No anticoagulants for atrial high-rate episodes

Medicines

By Michael Woodhead

10 Sep 2023

Use of anticoagulants is not justified to prevent stroke in patients with device-detected atrial high-rate episodes (AHREs), a major trial suggests.

Presented at the ESC 2023 meeting in Amsterdam, the results of the NOAH-AFNET 6 study showed that in patients with AHREs, anticoagulation with edoxaban did not significantly reduce the risk of stroke but led to a higher incidence of a composite of death or major bleeding.

The German-led study was initiated to investigate the uncertainty around stroke risk and use of anticoagulants to address this risk with AHREs that are detected in 10-30% of patients while using implanted pacemakers, defibrillators, and loop recorders.

The authors noted that while AHRE are associated with an increased risk of stroke, the risk was lower than for those with atrial fibrillation, and ESC guidelines propose individualised decisions in patients with AHRE, but without ECG-documented atrial fibrillation.

The multinational, multicentre randomised, double-blind NOAH-AFNET 6 trial compared the anticoagulant edoxaban to placebo in 2,536 patients elderly patients (mean age 78 years) with AHRE episodes ≥6 minutes detected by implantable devices, and with at least one additional stroke risk factor.

Patients in the study had multiple stroke risk factors and the median CHA2DS2-VASc score was 4. The median AHRE duration at baseline was 2.8 hours without an upper limit, and 97% of AHRE showed atrial rates >200 beats per minute, resembling atrial fibrillation.

Patients were allocated to placebo or edoxaban in the dose approved for stroke prevention in AF (60 mg once daily, reduced to 30 mg once daily according to approved dose reduction criteria for stroke prevention in atrial fibrillation).

However the trial was stopped early due to safety signals and a trend towards futility for efficacy after enrolment of all planned patients.

The primary efficacy outcome was a composite of stroke, systemic embolism, or cardiovascular death.  This occurred in 83 patients in the anticoagulation group (3.2%/year) and in 101 patients in the no anticoagulation group (4.0%/year), for a hazard ratio (HR) of 0.81 (95% confidence interval [CI] 0.6-1.1]; p=0.15).

The stroke rate was low in both randomised groups (without anticoagulation 1.1%/year, with anticoagulation 0.9%/year).

The safety outcome was a composite of major bleeding and all-cause death.
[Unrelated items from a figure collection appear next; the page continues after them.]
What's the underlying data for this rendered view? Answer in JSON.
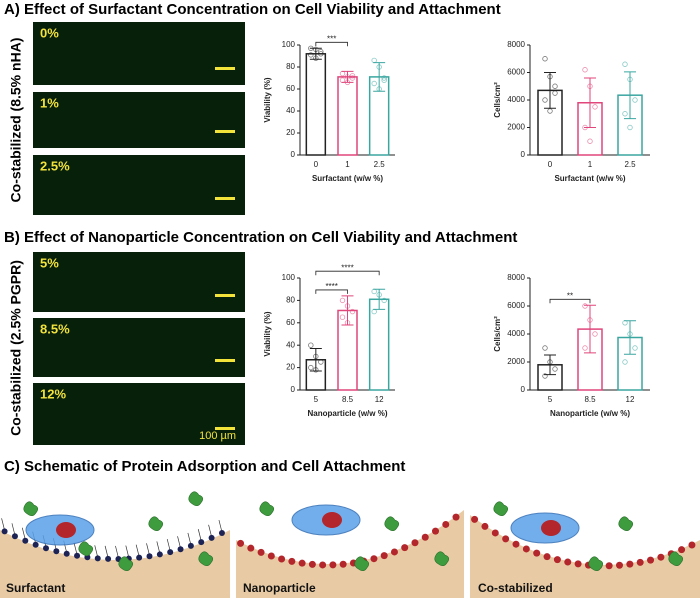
{
  "panel_a": {
    "title": "A) Effect of Surfactant Concentration on Cell Viability and Attachment",
    "side_label": "Co-stabilized (8.5% nHA)",
    "image_labels": [
      "0%",
      "1%",
      "2.5%"
    ]
  },
  "panel_b": {
    "title": "B) Effect of Nanoparticle Concentration on Cell Viability and Attachment",
    "side_label": "Co-stabilized (2.5% PGPR)",
    "image_labels": [
      "5%",
      "8.5%",
      "12%"
    ],
    "scale_bar": "100 µm"
  },
  "panel_c": {
    "title": "C) Schematic of Protein Adsorption and Cell Attachment",
    "labels": [
      "Surfactant",
      "Nanoparticle",
      "Co-stabilized"
    ]
  },
  "chart_data": [
    {
      "type": "bar",
      "ylabel": "Viability (%)",
      "xlabel": "Surfactant (w/w %)",
      "categories": [
        "0",
        "1",
        "2.5"
      ],
      "colors": [
        "#222222",
        "#e0457b",
        "#3aa6a0"
      ],
      "values": [
        92,
        71,
        71
      ],
      "errors": [
        5,
        5,
        13
      ],
      "points": [
        [
          97,
          96,
          94,
          91,
          88,
          92
        ],
        [
          74,
          71,
          70,
          68,
          66,
          72
        ],
        [
          86,
          80,
          70,
          65,
          60,
          68
        ]
      ],
      "ylim": [
        0,
        100
      ],
      "yticks": [
        0,
        20,
        40,
        60,
        80,
        100
      ],
      "significance": [
        {
          "from": 0,
          "to": 1,
          "label": "***"
        }
      ]
    },
    {
      "type": "bar",
      "ylabel": "Cells/cm²",
      "xlabel": "Surfactant (w/w %)",
      "categories": [
        "0",
        "1",
        "2.5"
      ],
      "colors": [
        "#222222",
        "#e0457b",
        "#3aa6a0"
      ],
      "values": [
        4700,
        3800,
        4350
      ],
      "errors": [
        1300,
        1800,
        1700
      ],
      "points": [
        [
          7000,
          5700,
          4500,
          4000,
          3200,
          5000
        ],
        [
          6200,
          5000,
          3500,
          2000,
          1000
        ],
        [
          6600,
          5500,
          4000,
          3000,
          2000
        ]
      ],
      "ylim": [
        0,
        8000
      ],
      "yticks": [
        0,
        2000,
        4000,
        6000,
        8000
      ],
      "significance": []
    },
    {
      "type": "bar",
      "ylabel": "Viability (%)",
      "xlabel": "Nanoparticle (w/w %)",
      "categories": [
        "5",
        "8.5",
        "12"
      ],
      "colors": [
        "#222222",
        "#e0457b",
        "#3aa6a0"
      ],
      "values": [
        27,
        71,
        81
      ],
      "errors": [
        10,
        13,
        9
      ],
      "points": [
        [
          40,
          30,
          25,
          20,
          18
        ],
        [
          80,
          75,
          70,
          65,
          60
        ],
        [
          88,
          85,
          80,
          70
        ]
      ],
      "ylim": [
        0,
        100
      ],
      "yticks": [
        0,
        20,
        40,
        60,
        80,
        100
      ],
      "significance": [
        {
          "from": 0,
          "to": 1,
          "label": "****"
        },
        {
          "from": 0,
          "to": 2,
          "label": "****"
        }
      ]
    },
    {
      "type": "bar",
      "ylabel": "Cells/cm²",
      "xlabel": "Nanoparticle (w/w %)",
      "categories": [
        "5",
        "8.5",
        "12"
      ],
      "colors": [
        "#222222",
        "#e0457b",
        "#3aa6a0"
      ],
      "values": [
        1800,
        4350,
        3750
      ],
      "errors": [
        700,
        1700,
        1200
      ],
      "points": [
        [
          3000,
          2000,
          1500,
          1000
        ],
        [
          6000,
          5000,
          4000,
          3000
        ],
        [
          4800,
          4000,
          3000,
          2000
        ]
      ],
      "ylim": [
        0,
        8000
      ],
      "yticks": [
        0,
        2000,
        4000,
        6000,
        8000
      ],
      "significance": [
        {
          "from": 0,
          "to": 1,
          "label": "**"
        }
      ]
    }
  ]
}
This outcome occurred in 149 patients in the anticoagulation group (5.9%/year) and in 114 patients in the no anticoagulation group (4.5%/year), for a HR of 1.3 (95% CI 1.0-1.7; p=0.03). The difference in safety outcomes was driven by an expected increase in major bleeding in patients receiving anticoagulation (HR 2.10; 95% CI 1.30-3.38; p=0.002). ECG-diagnosed atrial fibrillation developed in 462/2536 patients (18%; 8.7%/year).

Patients were elderly with multiple stroke risk factors: the, 37% were women and the median CHA2DS2-VASc score was 4.5 The median AHRE duration at baseline was 2.8 hours without an upper limit, and 97% of AHRE showed atrial rates >200 beats per minute, clearly resembling atrial fibrillation.

The study investigators said the increased bleeding rate on anticoagulation therapy was expected but the low stroke rate in both groups was unexpected and led to an unfavourable balance of risk and benefit.

“The findings of this trial — the low incidence of stroke that was not further reduced by treatment with edoxaban — may make it appropriate to withhold anticoagulant therapy in patients with AHREs,” they wrote in findings published simultaneously in the NEJM (link here).

Principal investigator Professor Paulus Kirchhof of the University Heart & Vascular Centre Hamburg, Germany, said the AHRE patients studied in the NOAH-AFNET 6 trial had a low arrhythmia burden  – characterised by the paucity and brevity of atrial arrhythmias – compared to patients with AF.

“The results of NOAH-AFNET 6 clearly suggest to demand ECG documentation of atrial fibrillation prior to initiation of oral anticoagulation. Further research is needed to better understand the stroke risk in patients with very rare and short atrial arrhythmias,” he said.